The company brews ‘planet-friendly’ functional proteins with a complete amino acid profile, using a feedstock made from carbon dioxide, water, nitrogen and renewable energy. Its fermentation platform allows for local protein production independent from climate and agricultural land.
Using the funds raised from the seed round, Farmless plans to build a pilot protein brewery in Amsterdam, the Netherlands, develop its fermentation platform and continue the process of regulatory approval.
According to Farmless, it can brew proteins with up to 5000 times less land than beef and significantly reduce demand for animal products as well as encouraging reforestation, reversing biodiversity loss and reducing gigatons of carbon.
The company’s mission is to free protein production from animals and agricultural land by building a fermentation platform with the potential to create an entirely new food repertoire. Its team of scientists has already created an initial product that can be used to create successors to meat, dairy and eggs.

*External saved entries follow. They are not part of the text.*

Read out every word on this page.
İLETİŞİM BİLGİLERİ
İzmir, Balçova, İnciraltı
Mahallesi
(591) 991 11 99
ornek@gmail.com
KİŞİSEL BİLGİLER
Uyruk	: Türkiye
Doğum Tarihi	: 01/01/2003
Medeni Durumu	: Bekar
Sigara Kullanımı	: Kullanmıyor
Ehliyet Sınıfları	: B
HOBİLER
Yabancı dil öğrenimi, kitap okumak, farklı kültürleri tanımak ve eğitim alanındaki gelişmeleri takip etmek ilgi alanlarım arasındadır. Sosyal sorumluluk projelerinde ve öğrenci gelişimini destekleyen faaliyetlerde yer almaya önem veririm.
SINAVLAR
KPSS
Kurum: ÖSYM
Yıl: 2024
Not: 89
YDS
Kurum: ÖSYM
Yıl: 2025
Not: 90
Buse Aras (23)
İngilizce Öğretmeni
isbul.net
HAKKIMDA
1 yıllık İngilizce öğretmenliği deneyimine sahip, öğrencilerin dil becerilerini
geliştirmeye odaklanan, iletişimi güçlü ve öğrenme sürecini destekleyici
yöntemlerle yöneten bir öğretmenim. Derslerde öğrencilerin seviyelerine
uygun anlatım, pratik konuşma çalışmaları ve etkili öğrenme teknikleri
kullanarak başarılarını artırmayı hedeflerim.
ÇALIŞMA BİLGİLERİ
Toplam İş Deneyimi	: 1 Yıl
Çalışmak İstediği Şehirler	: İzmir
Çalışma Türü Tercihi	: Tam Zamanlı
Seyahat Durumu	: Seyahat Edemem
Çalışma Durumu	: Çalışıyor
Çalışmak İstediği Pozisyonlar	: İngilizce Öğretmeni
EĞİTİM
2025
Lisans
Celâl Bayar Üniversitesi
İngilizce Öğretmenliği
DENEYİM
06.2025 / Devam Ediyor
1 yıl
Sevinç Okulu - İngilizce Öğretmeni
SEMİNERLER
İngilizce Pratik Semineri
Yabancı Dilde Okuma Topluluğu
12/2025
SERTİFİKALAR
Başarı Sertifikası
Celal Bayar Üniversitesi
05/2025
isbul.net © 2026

Farmless has designed its platform to outperform animal-based proteins on economics, aiming to provide an affordable, simple and efficient solution from the ground up.
Adnan Oner, Farmless’ founder and CEO, said: “In today’s unpredictable world, where climate change threatens crop yields, our fermentation platform offers an antifragile solution for food security. This allows any country to take control of their protein production, without the need for fertile land.”
“If we unlock the protein-producing powers of the microbial kingdoms we can create a future worth getting excited about. We can have an abundant, cruelty-free food supply and rewild the world, restore forests, all while drawing down gigatonnes of CO2 from the air.”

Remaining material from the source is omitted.